Дорога долгая легка… (сборник)
Шрифт:
— Ну что вы, — сказал молодой туркменский поэт. — Вы человек интересный. Про вас даже сам Денисов с Субоцким вчера поспорили на пляже. Денисов сказал, что у вас много заблуждений, однако нам нужны такие грамотные работники литературы…
— А этот, как его, Субоцкий, он что сказал? — вяло поинтересовался Волошин.
— Черт-те что… — Туркменский поэт потупился.
Волошин понял, что разговор зашел в тупик, и попробовал начать все сначала.
— Понимаете… Я пришел к тому, что стал искать истину других цивилизаций. Однако начинать можно в Европе.
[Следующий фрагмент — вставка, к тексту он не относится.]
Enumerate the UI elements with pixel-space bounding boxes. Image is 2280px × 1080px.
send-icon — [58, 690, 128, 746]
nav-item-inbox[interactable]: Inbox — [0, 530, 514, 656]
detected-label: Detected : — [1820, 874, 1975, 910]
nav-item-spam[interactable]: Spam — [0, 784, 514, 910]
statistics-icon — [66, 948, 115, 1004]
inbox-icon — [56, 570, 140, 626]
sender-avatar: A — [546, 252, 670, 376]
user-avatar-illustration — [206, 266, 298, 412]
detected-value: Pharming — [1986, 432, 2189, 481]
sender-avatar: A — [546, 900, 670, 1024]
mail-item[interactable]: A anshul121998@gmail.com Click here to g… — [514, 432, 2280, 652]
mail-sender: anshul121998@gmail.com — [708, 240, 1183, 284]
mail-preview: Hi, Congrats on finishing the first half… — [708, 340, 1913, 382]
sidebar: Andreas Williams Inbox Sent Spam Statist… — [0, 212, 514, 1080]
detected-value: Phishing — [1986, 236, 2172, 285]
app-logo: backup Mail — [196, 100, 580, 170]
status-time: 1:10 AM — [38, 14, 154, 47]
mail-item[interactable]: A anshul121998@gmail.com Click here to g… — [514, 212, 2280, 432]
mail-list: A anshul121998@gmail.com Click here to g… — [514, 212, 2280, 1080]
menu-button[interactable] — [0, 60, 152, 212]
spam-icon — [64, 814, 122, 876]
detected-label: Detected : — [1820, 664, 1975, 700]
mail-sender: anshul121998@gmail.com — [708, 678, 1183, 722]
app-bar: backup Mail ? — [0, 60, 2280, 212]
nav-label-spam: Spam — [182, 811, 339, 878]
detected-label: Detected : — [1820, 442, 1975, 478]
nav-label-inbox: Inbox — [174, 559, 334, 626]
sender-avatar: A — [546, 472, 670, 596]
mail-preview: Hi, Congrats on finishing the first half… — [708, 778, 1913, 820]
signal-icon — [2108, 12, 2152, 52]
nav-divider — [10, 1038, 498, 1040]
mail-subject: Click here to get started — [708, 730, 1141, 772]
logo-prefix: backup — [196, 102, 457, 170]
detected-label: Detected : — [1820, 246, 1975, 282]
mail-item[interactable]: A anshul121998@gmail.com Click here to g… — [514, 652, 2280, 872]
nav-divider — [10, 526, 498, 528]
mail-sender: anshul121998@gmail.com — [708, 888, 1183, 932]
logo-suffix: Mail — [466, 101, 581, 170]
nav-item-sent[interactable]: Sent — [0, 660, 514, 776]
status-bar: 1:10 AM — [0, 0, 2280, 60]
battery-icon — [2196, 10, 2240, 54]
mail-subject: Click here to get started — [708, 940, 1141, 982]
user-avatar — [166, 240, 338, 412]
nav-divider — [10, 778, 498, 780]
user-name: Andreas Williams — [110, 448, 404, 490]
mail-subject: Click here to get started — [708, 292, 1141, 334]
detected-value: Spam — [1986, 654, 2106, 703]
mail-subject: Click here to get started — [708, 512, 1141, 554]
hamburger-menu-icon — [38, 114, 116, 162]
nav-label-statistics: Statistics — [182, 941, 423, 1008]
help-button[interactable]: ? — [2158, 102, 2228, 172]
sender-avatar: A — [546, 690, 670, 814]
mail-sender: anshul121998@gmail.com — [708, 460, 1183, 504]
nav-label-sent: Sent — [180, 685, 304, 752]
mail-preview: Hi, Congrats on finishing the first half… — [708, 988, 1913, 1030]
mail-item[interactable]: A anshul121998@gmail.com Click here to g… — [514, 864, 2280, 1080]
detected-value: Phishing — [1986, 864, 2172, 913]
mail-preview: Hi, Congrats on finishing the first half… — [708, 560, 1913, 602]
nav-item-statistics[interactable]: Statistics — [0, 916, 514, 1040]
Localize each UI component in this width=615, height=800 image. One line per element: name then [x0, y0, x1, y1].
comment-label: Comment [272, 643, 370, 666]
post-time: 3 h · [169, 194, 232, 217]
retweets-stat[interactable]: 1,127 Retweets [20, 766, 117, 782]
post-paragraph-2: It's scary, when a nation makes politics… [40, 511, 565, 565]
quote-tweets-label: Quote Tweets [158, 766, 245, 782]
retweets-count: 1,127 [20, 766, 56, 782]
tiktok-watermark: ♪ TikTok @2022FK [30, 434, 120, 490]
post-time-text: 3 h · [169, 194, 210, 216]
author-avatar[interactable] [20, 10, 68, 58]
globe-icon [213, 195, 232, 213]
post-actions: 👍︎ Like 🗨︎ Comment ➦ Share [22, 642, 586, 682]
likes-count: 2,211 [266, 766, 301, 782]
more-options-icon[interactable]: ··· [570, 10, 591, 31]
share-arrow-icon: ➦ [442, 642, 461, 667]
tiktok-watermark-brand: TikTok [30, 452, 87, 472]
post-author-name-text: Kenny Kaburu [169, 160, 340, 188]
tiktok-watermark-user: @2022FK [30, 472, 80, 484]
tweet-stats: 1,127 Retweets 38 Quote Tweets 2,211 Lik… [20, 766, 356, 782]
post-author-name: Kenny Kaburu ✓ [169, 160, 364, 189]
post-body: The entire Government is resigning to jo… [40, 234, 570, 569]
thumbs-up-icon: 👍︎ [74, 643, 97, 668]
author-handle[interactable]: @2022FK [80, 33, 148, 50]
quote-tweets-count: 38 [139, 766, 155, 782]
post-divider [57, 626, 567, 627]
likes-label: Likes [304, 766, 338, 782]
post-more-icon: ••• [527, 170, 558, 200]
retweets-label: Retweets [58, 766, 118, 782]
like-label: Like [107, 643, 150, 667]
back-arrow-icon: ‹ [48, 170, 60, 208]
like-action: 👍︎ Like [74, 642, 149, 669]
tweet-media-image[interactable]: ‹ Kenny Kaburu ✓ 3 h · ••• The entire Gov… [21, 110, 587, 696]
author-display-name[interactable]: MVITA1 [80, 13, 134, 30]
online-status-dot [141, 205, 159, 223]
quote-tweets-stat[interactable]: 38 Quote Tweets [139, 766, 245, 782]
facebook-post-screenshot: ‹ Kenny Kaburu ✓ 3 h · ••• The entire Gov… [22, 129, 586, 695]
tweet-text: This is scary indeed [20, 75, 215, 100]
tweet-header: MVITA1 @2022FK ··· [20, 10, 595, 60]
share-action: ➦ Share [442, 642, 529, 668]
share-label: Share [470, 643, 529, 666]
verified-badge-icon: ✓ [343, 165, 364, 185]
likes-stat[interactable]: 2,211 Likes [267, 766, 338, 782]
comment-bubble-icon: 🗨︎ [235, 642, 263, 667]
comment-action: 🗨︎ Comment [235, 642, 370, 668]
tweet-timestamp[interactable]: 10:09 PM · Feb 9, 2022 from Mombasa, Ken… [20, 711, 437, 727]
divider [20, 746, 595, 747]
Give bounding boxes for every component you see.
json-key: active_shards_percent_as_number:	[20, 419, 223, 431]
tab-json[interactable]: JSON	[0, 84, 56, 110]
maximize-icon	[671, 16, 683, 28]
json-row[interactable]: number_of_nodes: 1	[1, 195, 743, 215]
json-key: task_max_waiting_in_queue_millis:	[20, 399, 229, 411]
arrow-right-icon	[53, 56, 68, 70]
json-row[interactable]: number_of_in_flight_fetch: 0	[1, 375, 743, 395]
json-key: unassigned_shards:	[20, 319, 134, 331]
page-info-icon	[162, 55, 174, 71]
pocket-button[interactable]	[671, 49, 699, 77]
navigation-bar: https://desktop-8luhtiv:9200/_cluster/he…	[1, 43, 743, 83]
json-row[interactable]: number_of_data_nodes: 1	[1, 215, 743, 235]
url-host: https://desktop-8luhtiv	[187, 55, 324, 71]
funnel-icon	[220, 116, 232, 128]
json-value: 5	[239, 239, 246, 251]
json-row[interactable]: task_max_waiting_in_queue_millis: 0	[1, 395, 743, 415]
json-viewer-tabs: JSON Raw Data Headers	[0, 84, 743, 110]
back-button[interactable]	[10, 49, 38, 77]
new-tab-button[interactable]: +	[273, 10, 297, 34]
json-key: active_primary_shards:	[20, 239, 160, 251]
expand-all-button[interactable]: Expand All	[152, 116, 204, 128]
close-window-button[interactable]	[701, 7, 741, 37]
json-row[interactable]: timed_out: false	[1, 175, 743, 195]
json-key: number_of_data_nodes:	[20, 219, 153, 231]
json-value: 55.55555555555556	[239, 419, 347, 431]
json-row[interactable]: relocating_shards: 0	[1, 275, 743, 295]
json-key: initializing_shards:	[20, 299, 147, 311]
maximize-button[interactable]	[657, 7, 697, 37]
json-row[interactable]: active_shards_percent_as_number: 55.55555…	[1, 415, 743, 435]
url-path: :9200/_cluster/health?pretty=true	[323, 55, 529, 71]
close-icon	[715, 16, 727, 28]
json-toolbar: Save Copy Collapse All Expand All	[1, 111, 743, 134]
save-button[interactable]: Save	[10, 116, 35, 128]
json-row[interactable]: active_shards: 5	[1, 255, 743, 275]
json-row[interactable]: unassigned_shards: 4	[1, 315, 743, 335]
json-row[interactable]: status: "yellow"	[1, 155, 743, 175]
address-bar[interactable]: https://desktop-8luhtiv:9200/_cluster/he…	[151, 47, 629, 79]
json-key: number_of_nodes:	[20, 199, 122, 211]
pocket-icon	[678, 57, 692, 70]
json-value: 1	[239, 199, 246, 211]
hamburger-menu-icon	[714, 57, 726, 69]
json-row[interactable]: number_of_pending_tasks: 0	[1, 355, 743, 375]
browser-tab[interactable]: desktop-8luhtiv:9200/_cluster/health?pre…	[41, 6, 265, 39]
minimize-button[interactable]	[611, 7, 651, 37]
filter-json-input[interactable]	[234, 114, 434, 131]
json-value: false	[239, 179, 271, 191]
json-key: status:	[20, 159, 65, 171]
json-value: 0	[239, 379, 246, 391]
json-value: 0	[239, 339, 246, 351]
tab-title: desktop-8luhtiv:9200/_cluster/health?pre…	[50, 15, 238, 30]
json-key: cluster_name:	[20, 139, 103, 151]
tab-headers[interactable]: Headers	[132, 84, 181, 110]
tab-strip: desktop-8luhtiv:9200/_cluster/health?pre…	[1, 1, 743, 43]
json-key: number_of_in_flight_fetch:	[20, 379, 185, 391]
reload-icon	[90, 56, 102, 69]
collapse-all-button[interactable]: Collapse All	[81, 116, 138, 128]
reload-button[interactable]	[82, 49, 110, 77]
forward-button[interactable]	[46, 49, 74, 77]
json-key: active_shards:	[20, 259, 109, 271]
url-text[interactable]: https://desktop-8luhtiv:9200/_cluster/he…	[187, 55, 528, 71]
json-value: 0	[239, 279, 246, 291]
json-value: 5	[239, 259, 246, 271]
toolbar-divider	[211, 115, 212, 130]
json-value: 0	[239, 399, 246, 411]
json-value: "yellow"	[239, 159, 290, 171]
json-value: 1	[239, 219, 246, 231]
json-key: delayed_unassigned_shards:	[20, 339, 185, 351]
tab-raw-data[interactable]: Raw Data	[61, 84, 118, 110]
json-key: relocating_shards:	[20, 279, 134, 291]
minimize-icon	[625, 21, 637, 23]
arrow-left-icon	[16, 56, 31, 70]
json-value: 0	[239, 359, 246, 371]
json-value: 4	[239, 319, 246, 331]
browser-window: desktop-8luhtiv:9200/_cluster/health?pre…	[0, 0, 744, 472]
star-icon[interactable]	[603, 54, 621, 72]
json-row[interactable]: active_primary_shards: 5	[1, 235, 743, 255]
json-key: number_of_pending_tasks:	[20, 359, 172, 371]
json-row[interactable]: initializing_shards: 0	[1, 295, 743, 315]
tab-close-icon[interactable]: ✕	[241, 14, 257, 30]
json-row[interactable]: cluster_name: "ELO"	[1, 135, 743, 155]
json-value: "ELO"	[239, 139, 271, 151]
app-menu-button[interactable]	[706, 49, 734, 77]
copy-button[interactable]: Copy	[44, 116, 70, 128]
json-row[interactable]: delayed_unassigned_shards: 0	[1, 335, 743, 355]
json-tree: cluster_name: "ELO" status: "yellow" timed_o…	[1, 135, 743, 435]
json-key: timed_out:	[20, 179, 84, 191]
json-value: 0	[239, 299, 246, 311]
Мы начинали именно так — динамит библиотек, сумасшедшие тромбы идей и учений, золотые ковчеги религий, отстоянный яд книг и музеев… А уже потом, познав европейскую культуру в первом источнике, отбросив все европейское и оставив одно человеческое, мы отправлялись искать истину в Индии, в Китае…
Туркменский поэт потеребил курчавую шевелюру.
— Знаете, как наш старшина в армии говорил?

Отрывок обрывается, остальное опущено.